New York-based artist Adam Ryder wheedles at these contradictions in his most recent projects Areth: An Architectural Atlas and Selections from the Joint Photographic Survey. Each are presented as real documentary works (or in Ryder's words, "formal-rational investigations") of fictional worlds.
"Photography's co-option by empirical systems is definitely of interest to me," says Ryder. "I’m trying to use photography to recontextualize the built environment. The ability to reframe and give new meaning to things is photography’s best attribute as a medium."
For his Areth project, Ryder, who's always had a keen interest in sci-fi movies and novels, relocates existing earthly structures in a fictional world. He first made photographs for it by traveling across the United States and then publishing an "expedition" report. By contrast, for Survey, Ryder scanned antique photographs from the Library Of Congress and manipulated them to create an archive of a time and place that never existed, but isn't entirely implausible either.
"Both Areth and Survey ask the viewer to re-imagine the known as the unknown," he says, "And hopefully invite viewers to use their own perspective for creative re-imagination of their environment." Areth, part of Ryder's MFA thesis (2010-11), was a challenge to academic practice. It's an attempt to legitimize Science Fiction within the realms of scholastic thought by discussing the feedback loop between Science Fiction cinema and the more outré elements of architectural design.
Many of the Arethian structures will be familiar since Ryder's route to them was simply Googling "Science Fiction Architecture." Once he'd drawn up his list of preferred structures Ryder hit the road, photographing Paulo Soleri’s Arcosanti, AZ (Theistic Collective Qoppa); The McMath-Pierce Solar Telescope, AZ (Apicultural Manufactory Alpha); Walter Netsch’s USAF Academy Chapel, Colorado (Field Emitter Epsilon); Charles Deaton’s Sculptured House, Colorado (Atmospheric Observation Outpost Omicron); Chapel-In-The-Rock in Senora, AZ; and Biosphere2, near Phoenix.
"The trips involved a lot of motels, rental cars and Denny's," recalls Ryder.
Despite the visual game he proposes, Ryder never wants to dupe viewers. Instead he wants to reward those with the keenest eye.
"I have an aversion to out-and-out trickery of the audience," says Ryder. "I make images for people to scrutinize, as I myself scrutinize photographs. The work yields the most to those who pay close attention, not necessarily to people who are especially sophisticated."

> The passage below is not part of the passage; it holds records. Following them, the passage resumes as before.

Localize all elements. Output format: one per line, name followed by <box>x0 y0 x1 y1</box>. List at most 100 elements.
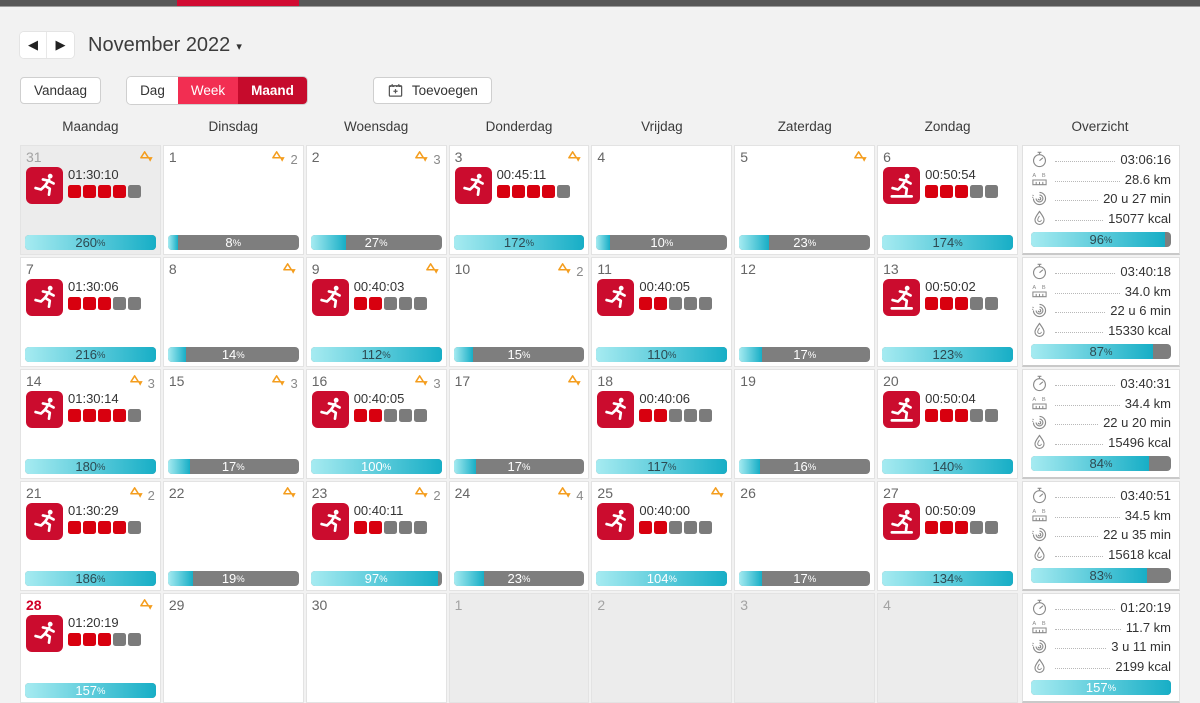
training-target-badge[interactable] <box>852 150 869 169</box>
day-cell[interactable]: 3 00:45:11 172% <box>448 145 590 255</box>
training-target-badge[interactable]: 3 <box>128 374 155 393</box>
progress-value: 112 <box>361 347 383 362</box>
workout-entry[interactable]: 01:30:06 <box>26 279 155 316</box>
day-cell[interactable]: 8 14% <box>162 257 304 367</box>
day-cell[interactable]: 28 01:20:19 157% <box>20 593 161 703</box>
add-button[interactable]: Toevoegen <box>372 77 492 104</box>
training-target-badge[interactable]: 3 <box>413 150 441 169</box>
day-cell[interactable]: 23 2 00:40:11 97% <box>305 481 447 591</box>
workout-entry[interactable]: 00:40:11 <box>311 503 441 540</box>
running-icon[interactable] <box>311 503 349 540</box>
workout-entry[interactable]: 00:50:09 <box>883 503 1012 540</box>
running-icon[interactable] <box>597 503 635 540</box>
day-cell[interactable]: 13 00:50:02 123% <box>877 257 1018 367</box>
running-icon[interactable] <box>26 279 63 316</box>
workout-entry[interactable]: 01:20:19 <box>26 615 155 652</box>
next-month-button[interactable]: ▶ <box>47 32 74 58</box>
month-title-dropdown[interactable]: November 2022 ▾ <box>88 34 242 57</box>
workout-entry[interactable]: 01:30:14 <box>26 391 155 428</box>
workout-entry[interactable]: 00:40:00 <box>597 503 726 540</box>
training-target-badge[interactable]: 3 <box>413 374 441 393</box>
workout-entry[interactable]: 00:45:11 <box>454 167 584 204</box>
day-cell[interactable]: 21 2 01:30:29 186% <box>20 481 161 591</box>
running-icon[interactable] <box>26 167 63 204</box>
day-cell[interactable]: 27 00:50:09 134% <box>877 481 1018 591</box>
day-cell[interactable]: 20 00:50:04 140% <box>877 369 1018 479</box>
training-target-badge[interactable] <box>281 486 298 505</box>
month-view-button[interactable]: Maand <box>238 77 307 104</box>
treadmill-running-icon[interactable] <box>883 167 921 204</box>
day-cell[interactable]: 16 3 00:40:05 100% <box>305 369 447 479</box>
day-cell[interactable]: 10 2 15% <box>448 257 590 367</box>
day-cell[interactable]: 11 00:40:05 110% <box>591 257 733 367</box>
training-target-badge[interactable]: 2 <box>270 150 298 169</box>
training-target-badge[interactable] <box>138 150 155 169</box>
day-cell[interactable]: 31 01:30:10 260% <box>20 145 161 255</box>
day-cell[interactable]: 3 <box>734 593 876 703</box>
running-icon[interactable] <box>454 167 492 204</box>
treadmill-running-icon[interactable] <box>883 279 921 316</box>
day-cell[interactable]: 25 00:40:00 104% <box>591 481 733 591</box>
day-cell[interactable]: 2 <box>591 593 733 703</box>
running-icon[interactable] <box>311 391 349 428</box>
day-cell[interactable]: 5 23% <box>734 145 876 255</box>
day-cell[interactable]: 15 3 17% <box>162 369 304 479</box>
progress-fill <box>167 347 187 362</box>
day-cell[interactable]: 1 2 8% <box>162 145 304 255</box>
add-button-label: Toevoegen <box>411 83 478 98</box>
training-target-badge[interactable]: 3 <box>270 374 298 393</box>
day-cell[interactable]: 4 <box>877 593 1018 703</box>
workout-entry[interactable]: 00:40:03 <box>311 279 441 316</box>
day-cell[interactable]: 18 00:40:06 117% <box>591 369 733 479</box>
running-icon[interactable] <box>597 391 635 428</box>
previous-month-button[interactable]: ◀ <box>20 32 47 58</box>
training-target-badge[interactable] <box>424 262 441 281</box>
week-view-button[interactable]: Week <box>177 77 239 104</box>
day-cell[interactable]: 7 01:30:06 216% <box>20 257 161 367</box>
day-cell[interactable]: 24 4 23% <box>448 481 590 591</box>
training-target-badge[interactable]: 2 <box>413 486 441 505</box>
day-cell[interactable]: 14 3 01:30:14 180% <box>20 369 161 479</box>
day-cell[interactable]: 19 16% <box>734 369 876 479</box>
running-icon[interactable] <box>26 615 63 652</box>
day-cell[interactable]: 29 <box>162 593 304 703</box>
day-cell[interactable]: 12 17% <box>734 257 876 367</box>
week-summary-cell: 03:40:31 A B 34.4 km 22 u 20 min 15496 kcal 84… <box>1022 369 1180 479</box>
day-view-button[interactable]: Dag <box>127 77 178 104</box>
training-target-badge[interactable] <box>281 262 298 281</box>
workout-entry[interactable]: 00:50:04 <box>883 391 1012 428</box>
today-button[interactable]: Vandaag <box>20 77 102 104</box>
training-target-badge[interactable] <box>566 150 583 169</box>
day-cell[interactable]: 17 17% <box>448 369 590 479</box>
training-target-badge[interactable] <box>138 598 155 617</box>
day-cell[interactable]: 4 10% <box>591 145 733 255</box>
workout-entry[interactable]: 00:40:05 <box>311 391 441 428</box>
workout-entry[interactable]: 00:40:06 <box>597 391 726 428</box>
training-target-badge[interactable]: 4 <box>556 486 583 505</box>
day-cell[interactable]: 2 3 27% <box>305 145 447 255</box>
running-icon[interactable] <box>26 391 63 428</box>
workout-entry[interactable]: 00:50:02 <box>883 279 1012 316</box>
day-cell[interactable]: 26 17% <box>734 481 876 591</box>
running-icon[interactable] <box>311 279 349 316</box>
training-target-badge[interactable]: 2 <box>556 262 583 281</box>
day-cell[interactable]: 1 <box>448 593 590 703</box>
progress-fill <box>25 459 156 474</box>
training-target-badge[interactable] <box>709 486 726 505</box>
running-icon[interactable] <box>597 279 635 316</box>
weekday-header: Dinsdag <box>208 119 259 134</box>
workout-entry[interactable]: 00:50:54 <box>883 167 1012 204</box>
active-tab-indicator[interactable] <box>177 0 299 6</box>
workout-entry[interactable]: 00:40:05 <box>597 279 726 316</box>
day-cell[interactable]: 30 <box>305 593 447 703</box>
day-cell[interactable]: 22 19% <box>162 481 304 591</box>
running-icon[interactable] <box>26 503 63 540</box>
treadmill-running-icon[interactable] <box>883 503 921 540</box>
day-cell[interactable]: 6 00:50:54 174% <box>877 145 1018 255</box>
treadmill-running-icon[interactable] <box>883 391 921 428</box>
workout-entry[interactable]: 01:30:10 <box>26 167 155 204</box>
training-target-badge[interactable]: 2 <box>128 486 155 505</box>
training-target-badge[interactable] <box>566 374 583 393</box>
day-cell[interactable]: 9 00:40:03 112% <box>305 257 447 367</box>
workout-entry[interactable]: 01:30:29 <box>26 503 155 540</box>
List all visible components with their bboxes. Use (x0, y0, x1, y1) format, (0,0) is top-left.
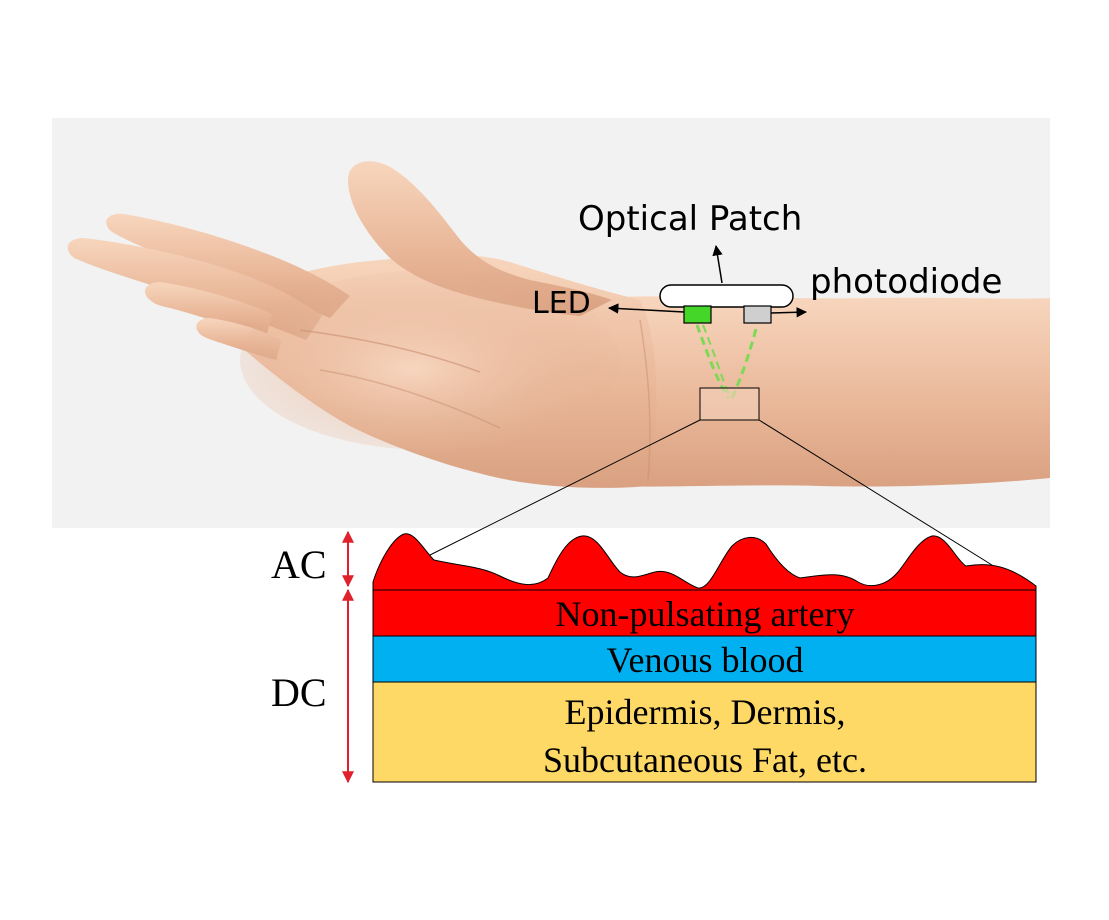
forearm-shape (560, 296, 1050, 487)
palm-shading (240, 270, 620, 450)
tissue-layer-label-line1: Epidermis, Dermis, (565, 692, 846, 732)
led-label: LED (532, 286, 591, 321)
optical-patch-label: Optical Patch (578, 199, 802, 239)
index-finger-shape (106, 213, 350, 318)
dc-label: DC (271, 670, 327, 715)
tissue-layer-label-line2: Subcutaneous Fat, etc. (543, 740, 867, 780)
optical-patch-arrow (712, 244, 723, 284)
palm-crease-line (299, 329, 481, 373)
tissue-layers: Non-pulsating artery Venous blood Epider… (372, 533, 1037, 783)
wrist-crease-line (639, 319, 651, 481)
artery-layer-label: Non-pulsating artery (556, 594, 855, 634)
ring-finger-shape (145, 282, 272, 338)
sample-region-box (699, 387, 760, 421)
tissue-layer (372, 681, 1037, 783)
optical-patch (427, 284, 1001, 571)
photodiode-element (743, 305, 772, 324)
photodiode-arrow (770, 307, 808, 318)
thumb-shape (348, 161, 612, 316)
venous-blood-layer (372, 635, 1037, 683)
palm-crease-line (319, 369, 501, 429)
photodiode-label: photodiode (810, 262, 1002, 302)
pulsatile-arterial-layer (372, 533, 1037, 591)
hand-illustration (67, 161, 1050, 488)
zoom-line (427, 419, 701, 557)
venous-layer-label: Venous blood (607, 640, 804, 680)
zoom-line (758, 419, 1001, 571)
non-pulsating-artery-layer (372, 589, 1037, 637)
optical-patch-body (659, 284, 794, 308)
led-element (683, 305, 712, 324)
led-arrow (607, 303, 685, 314)
ac-label: AC (271, 542, 327, 587)
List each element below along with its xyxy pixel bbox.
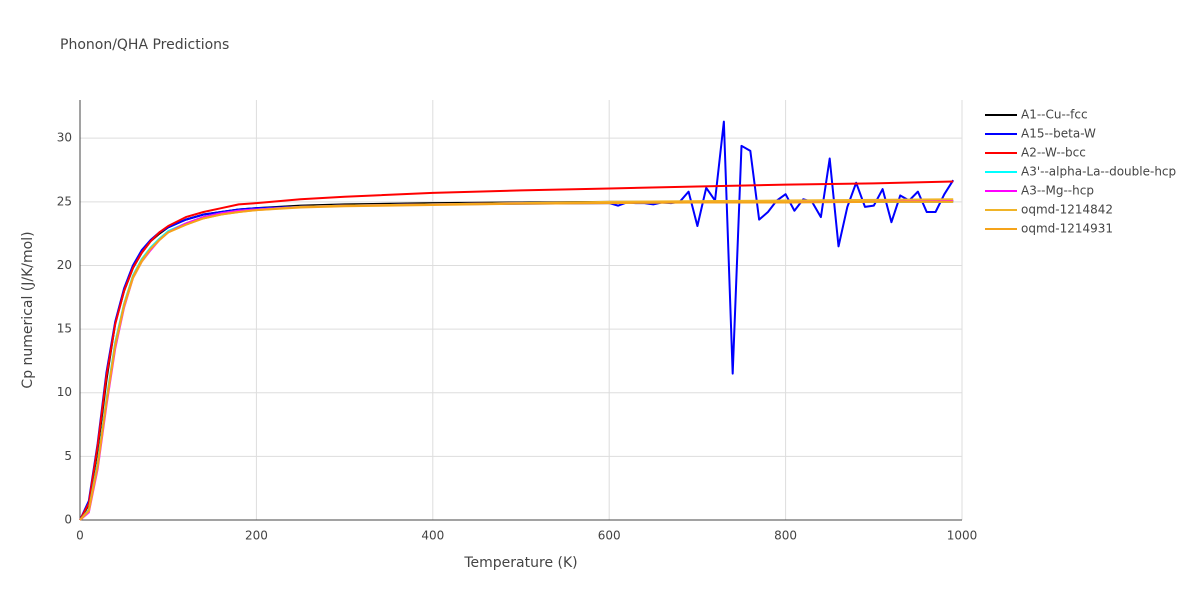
- chart-title: Phonon/QHA Predictions: [60, 37, 229, 53]
- legend-label: A3'--alpha-La--double-hcp: [1021, 165, 1176, 179]
- data-line: [79, 198, 954, 521]
- x-tick-label: 600: [598, 529, 621, 543]
- data-line: [79, 199, 954, 521]
- legend-label: A3--Mg--hcp: [1021, 184, 1094, 198]
- legend-label: oqmd-1214931: [1021, 222, 1113, 236]
- x-tick-label: 400: [421, 529, 444, 543]
- y-tick-label: 20: [57, 258, 72, 272]
- x-tick-label: 1000: [947, 529, 978, 543]
- y-tick-label: 0: [64, 513, 72, 527]
- data-line: [79, 180, 954, 521]
- x-axis-label: Temperature (K): [463, 555, 577, 571]
- y-axis-label: Cp numerical (J/K/mol): [20, 231, 36, 388]
- legend-label: A15--beta-W: [1021, 127, 1096, 141]
- y-tick-label: 10: [57, 385, 72, 399]
- y-tick-label: 25: [57, 194, 72, 208]
- x-tick-label: 800: [774, 529, 797, 543]
- x-tick-label: 200: [245, 529, 268, 543]
- data-line: [79, 120, 955, 521]
- y-tick-label: 15: [57, 322, 72, 336]
- data-line: [79, 200, 954, 521]
- y-tick-label: 30: [57, 131, 72, 145]
- legend-label: oqmd-1214842: [1021, 203, 1113, 217]
- data-line: [79, 200, 954, 521]
- legend-label: A2--W--bcc: [1021, 146, 1086, 160]
- y-tick-label: 5: [64, 449, 72, 463]
- x-tick-label: 0: [76, 529, 84, 543]
- data-line: [79, 200, 954, 521]
- legend-label: A1--Cu--fcc: [1021, 108, 1088, 122]
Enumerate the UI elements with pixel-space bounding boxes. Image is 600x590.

The raw materials for Survey are prints in the Matson Photograph Collection, a sprawling archive of over 22,000 images in the Library of Congress Prints and Photographs division. They include shots from Elijah Meyers, a member of the American Colony, a Christian utopian settlement in Jerusalem in the early 19th Century – work that was continued by Hol Lars Larsson and G. Eric Matson who formalized the documenting of the Middle East and British territories.
Ryder says the composites made from these images are intentionally "imperfect" to tip viewers off to the fiction.
"Truth is something that is spectral rather than absolute," he says. "Ultimately, photographs are the results of human decisions. Even the 'robot-eye' of security cameras frame events occurring within a specific place from a perspective that is informed by ideas of truth that have a cultural basis."